Most businesses know that automation improves operational efficiency and reduces overall costs. It is no less true for warehouses and distribution centers handling high volumes of inventory.

In addition to significantly reducing long-term costs, automation of your warehouse helps optimize and strategically organize your operations. Incorporating automation technologies allows your business to become more proactive rather than reactive. At top-performing operations, automated warehouse equipment and software are linked to achieving the highest possible productivity. All in all, warehouse automation means combining mechanics and software to make your operations perform smarter, use less space, and produce more with fewer resources.

Automating a warehouse, particularly a warehouse once operated entirely manually, is a serious undertaking, but one that pays off in dividends when automation is evaluated, analyzed, and planned. Although automation offers a good return on investment, it is typically more costly to implement. There is a cost in terms of time and capital investment.

So, when is the appropriate time to automate a warehouse? How do I know if you are ready to deploy automation? Though there’s no single criterion to guide the way, five common signs strongly imply a business is ready for warehouse automation.

1. Current procedures consume far too much time and resources

In a given shift, warehouse workers can only accomplish so much. It’s probably time to automate warehouse processes if they take too long and consume too many man-hours. Automated systems are not only faster and more precise than manual labor, but they also ensure efficiency. Workers can focus on higher-level business processes that drive greater business value once freed from repetitive and time-consuming manual processes.

2. Order fulfillment and inventory levels are both inaccurate

If a company is having trouble keeping accurate inventory levels, it’s time to invest in a warehouse management system. Whether a product is seasonal or ongoing, these systems maintain complete and accurate overall inventory control. Automated systems also ensure that orders are filled correctly, reducing product damage. Because workers don’t have to manually move products as much, there are fewer chances of damaged or misplaced items. Workers also benefit from a safer working environment with less physical labor. Picking, lifting, and moving heavy loads are all handled by automated systems in various temperatures and environments.

3. Customers aren’t happy

If customers are frequently dissatisfied with fulfillment, this is a sign that a company should invest in warehouse optimization. Warehouse Optimization automates processes, allowing orders to be picked, fulfilled, and shipped faster and more accurately than manual methods.

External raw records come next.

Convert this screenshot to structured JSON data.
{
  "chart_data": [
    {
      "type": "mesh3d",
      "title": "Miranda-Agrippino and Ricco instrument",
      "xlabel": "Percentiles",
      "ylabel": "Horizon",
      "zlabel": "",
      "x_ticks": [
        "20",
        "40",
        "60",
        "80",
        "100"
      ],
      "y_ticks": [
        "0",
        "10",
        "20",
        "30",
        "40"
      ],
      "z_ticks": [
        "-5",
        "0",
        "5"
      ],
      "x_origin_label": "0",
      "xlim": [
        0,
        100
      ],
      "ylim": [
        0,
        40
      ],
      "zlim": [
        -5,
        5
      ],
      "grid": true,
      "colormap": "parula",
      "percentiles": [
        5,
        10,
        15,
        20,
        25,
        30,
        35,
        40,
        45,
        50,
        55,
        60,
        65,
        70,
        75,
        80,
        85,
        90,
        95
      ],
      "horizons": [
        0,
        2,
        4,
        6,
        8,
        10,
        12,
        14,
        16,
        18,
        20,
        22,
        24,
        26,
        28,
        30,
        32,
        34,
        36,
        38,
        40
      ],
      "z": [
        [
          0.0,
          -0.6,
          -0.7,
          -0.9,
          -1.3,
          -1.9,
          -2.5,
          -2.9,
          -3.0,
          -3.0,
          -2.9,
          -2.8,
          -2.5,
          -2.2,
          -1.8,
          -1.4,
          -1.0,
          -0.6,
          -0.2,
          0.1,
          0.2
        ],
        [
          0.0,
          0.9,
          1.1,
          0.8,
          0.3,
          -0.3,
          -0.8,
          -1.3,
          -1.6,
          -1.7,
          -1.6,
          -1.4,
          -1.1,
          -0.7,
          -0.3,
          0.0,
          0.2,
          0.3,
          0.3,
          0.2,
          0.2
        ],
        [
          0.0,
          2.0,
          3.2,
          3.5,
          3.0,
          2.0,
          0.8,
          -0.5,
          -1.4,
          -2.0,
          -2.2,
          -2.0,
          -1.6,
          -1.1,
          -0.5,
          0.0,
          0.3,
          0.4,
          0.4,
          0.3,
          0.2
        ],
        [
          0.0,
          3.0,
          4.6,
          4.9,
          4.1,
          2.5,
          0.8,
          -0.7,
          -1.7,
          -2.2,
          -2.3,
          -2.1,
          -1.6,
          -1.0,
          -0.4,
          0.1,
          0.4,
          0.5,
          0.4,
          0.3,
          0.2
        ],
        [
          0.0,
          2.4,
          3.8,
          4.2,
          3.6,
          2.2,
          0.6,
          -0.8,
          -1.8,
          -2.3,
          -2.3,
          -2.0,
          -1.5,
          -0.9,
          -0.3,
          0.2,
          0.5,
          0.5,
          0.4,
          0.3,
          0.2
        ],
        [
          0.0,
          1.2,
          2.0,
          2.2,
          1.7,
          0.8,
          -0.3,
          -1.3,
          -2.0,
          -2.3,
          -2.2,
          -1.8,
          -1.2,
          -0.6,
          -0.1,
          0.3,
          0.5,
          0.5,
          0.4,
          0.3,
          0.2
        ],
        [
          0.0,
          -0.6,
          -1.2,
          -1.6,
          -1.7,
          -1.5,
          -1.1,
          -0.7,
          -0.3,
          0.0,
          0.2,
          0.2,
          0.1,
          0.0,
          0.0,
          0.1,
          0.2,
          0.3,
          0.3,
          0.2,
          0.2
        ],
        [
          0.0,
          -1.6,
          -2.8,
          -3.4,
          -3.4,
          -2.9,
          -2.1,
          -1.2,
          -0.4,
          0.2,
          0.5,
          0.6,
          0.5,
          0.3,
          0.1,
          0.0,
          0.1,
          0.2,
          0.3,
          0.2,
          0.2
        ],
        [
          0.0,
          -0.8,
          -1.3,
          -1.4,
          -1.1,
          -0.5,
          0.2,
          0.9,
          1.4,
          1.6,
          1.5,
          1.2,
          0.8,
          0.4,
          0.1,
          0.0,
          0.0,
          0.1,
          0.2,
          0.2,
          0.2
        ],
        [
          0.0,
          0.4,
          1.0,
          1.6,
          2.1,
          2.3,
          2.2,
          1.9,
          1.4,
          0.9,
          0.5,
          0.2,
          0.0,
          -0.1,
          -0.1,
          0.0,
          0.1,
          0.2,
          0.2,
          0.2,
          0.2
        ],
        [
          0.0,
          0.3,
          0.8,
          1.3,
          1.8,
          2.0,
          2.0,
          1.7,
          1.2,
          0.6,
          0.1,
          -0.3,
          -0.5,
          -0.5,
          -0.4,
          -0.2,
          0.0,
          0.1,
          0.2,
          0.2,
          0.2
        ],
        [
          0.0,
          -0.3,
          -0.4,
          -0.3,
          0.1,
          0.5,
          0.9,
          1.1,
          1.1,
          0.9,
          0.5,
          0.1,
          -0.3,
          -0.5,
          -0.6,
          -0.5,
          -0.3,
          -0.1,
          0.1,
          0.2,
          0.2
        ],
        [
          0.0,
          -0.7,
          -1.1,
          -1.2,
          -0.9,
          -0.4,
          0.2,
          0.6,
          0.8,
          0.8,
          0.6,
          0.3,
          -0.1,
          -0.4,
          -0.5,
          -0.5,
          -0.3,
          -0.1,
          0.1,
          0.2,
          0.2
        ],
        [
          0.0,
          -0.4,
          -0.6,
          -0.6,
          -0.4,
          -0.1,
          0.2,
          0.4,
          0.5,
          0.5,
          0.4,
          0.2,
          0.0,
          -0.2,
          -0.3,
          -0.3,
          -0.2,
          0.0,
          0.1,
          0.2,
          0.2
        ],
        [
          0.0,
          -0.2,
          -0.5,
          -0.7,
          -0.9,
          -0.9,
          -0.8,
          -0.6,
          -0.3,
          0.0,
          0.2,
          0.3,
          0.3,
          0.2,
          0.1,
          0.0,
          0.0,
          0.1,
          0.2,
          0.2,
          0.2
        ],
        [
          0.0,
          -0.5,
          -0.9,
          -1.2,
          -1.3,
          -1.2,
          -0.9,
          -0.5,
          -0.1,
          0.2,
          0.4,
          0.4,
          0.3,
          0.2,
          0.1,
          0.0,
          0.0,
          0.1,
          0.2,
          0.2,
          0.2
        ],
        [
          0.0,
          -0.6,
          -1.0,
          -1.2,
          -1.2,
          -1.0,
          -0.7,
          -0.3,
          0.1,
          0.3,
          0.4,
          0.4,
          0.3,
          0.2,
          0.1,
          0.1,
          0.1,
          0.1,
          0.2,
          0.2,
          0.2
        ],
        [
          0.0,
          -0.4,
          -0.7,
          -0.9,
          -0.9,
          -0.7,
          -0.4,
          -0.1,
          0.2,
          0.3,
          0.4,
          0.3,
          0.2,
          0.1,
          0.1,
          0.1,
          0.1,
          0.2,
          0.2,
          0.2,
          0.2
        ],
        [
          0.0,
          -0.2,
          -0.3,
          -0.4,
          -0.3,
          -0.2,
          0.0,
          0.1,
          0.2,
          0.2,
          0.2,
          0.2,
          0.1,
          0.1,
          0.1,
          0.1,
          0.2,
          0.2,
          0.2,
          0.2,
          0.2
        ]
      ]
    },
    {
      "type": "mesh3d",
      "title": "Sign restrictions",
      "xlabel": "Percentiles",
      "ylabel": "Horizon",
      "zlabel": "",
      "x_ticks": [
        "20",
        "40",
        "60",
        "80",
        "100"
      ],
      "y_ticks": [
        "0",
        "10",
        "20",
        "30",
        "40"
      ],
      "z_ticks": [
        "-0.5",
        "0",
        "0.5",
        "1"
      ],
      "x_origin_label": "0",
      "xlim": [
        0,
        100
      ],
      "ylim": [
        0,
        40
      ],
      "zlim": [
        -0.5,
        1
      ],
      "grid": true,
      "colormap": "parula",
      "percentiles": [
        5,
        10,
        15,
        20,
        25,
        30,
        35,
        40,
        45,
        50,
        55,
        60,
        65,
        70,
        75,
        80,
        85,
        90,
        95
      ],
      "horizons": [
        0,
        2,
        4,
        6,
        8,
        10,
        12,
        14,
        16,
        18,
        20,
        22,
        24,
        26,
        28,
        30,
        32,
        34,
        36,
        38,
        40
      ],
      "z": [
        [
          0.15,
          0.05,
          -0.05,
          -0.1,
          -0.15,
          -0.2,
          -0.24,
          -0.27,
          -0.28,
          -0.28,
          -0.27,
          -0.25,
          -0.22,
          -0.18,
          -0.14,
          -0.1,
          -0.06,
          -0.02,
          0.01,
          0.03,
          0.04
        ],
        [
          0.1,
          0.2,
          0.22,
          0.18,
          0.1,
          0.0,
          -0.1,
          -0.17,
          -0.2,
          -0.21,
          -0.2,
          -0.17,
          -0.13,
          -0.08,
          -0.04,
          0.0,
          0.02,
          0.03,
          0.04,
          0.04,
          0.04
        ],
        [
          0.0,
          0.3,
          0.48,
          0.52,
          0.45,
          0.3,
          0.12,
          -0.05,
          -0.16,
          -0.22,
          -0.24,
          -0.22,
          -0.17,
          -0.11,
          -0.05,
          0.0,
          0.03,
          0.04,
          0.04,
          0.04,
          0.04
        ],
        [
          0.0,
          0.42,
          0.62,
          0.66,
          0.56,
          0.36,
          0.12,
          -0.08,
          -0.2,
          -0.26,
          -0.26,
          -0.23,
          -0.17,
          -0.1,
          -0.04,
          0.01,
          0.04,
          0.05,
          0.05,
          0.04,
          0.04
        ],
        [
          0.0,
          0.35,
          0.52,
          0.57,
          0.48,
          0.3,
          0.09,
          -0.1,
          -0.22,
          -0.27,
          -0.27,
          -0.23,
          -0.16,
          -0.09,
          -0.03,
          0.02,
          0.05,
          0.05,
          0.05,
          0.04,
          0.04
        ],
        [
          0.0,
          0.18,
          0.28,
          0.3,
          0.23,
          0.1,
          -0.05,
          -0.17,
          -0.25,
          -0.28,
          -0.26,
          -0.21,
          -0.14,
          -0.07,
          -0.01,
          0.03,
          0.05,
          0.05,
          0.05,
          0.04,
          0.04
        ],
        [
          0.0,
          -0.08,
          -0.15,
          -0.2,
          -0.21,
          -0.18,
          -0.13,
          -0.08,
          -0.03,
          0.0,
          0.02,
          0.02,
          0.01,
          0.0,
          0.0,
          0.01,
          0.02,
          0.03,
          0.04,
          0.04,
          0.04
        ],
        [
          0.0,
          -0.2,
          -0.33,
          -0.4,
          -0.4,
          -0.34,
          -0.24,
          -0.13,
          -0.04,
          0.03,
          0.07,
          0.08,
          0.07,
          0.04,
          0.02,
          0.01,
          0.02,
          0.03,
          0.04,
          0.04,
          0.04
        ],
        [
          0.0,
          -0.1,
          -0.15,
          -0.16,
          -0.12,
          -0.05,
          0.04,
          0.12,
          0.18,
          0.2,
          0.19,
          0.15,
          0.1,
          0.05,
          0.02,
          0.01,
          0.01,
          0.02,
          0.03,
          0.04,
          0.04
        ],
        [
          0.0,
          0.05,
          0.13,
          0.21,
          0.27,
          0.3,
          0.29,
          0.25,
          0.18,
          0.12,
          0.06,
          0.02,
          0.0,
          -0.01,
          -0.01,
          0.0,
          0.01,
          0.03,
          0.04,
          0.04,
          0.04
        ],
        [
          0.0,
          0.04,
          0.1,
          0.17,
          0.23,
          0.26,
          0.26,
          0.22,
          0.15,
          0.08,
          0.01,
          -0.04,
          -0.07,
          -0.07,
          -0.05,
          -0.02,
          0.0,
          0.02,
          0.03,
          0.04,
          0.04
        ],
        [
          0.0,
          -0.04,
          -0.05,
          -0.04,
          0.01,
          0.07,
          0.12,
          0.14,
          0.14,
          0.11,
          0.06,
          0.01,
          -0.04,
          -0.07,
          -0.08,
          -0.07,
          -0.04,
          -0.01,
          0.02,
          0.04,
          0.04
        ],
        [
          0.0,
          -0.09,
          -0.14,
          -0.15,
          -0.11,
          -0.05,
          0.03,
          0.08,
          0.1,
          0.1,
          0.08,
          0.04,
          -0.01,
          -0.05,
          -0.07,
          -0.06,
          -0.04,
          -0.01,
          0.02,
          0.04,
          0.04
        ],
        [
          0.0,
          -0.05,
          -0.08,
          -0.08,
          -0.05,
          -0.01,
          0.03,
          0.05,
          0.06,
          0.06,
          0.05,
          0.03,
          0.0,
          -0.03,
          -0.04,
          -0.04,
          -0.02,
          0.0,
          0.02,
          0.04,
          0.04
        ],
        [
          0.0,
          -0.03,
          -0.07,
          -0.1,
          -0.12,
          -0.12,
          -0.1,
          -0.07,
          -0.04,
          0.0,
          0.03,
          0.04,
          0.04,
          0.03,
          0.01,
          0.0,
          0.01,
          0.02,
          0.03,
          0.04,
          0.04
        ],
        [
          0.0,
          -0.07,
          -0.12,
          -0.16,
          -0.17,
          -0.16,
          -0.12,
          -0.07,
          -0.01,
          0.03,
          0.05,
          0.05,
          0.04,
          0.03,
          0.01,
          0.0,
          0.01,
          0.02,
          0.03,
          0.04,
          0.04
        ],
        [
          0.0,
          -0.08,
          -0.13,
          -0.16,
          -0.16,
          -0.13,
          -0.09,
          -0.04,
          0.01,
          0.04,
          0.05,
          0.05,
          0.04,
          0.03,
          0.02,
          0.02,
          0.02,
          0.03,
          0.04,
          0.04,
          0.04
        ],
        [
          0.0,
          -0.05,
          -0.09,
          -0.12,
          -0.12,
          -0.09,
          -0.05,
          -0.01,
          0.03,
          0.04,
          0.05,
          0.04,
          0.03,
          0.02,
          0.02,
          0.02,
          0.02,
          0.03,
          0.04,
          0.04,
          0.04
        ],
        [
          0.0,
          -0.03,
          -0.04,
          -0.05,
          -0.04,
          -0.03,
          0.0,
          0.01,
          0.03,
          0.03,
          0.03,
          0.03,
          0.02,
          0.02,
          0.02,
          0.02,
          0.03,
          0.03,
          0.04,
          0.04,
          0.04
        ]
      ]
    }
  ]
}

4. Orders are difficult to deliver on time

If a company is having trouble getting orders out on time, automation may be the answer. Warehouse Optimization establishes efficient picking processes, routes, and sequences to improve warehouse management and performance. The process of staged orders sitting around waiting to be picked up is also eliminated with automation. Businesses can use automation to implement just-in-time order fulfillment, which involves preparing orders on the fly as the delivery vehicle arrives on site. This frees up warehouse space, keeps inventory moving smoothly, and ensures that orders are delivered as soon as possible.

5. Legacy systems necessitate excessive maintenance

If a company uses outdated technology to manage warehouse processes, it is good not to operate at peak efficiency. Legacy solutions, on the other hand, typically necessitate more maintenance and support to remain operational. Because they are based on cloud technologies, most automation solutions now offer scalability and a relatively simple setup, as well as the ability to self-update.

Automation isn’t a one-size-fits-all solution for everything. Automation and mechanization are expensive, especially upfront, but they can pay off handsomely if properly designed and implemented. The key to managing the solutions that best meet your needs is balancing people, processes, and technology. You’ll see immediate cost savings and be able to better serve a larger area.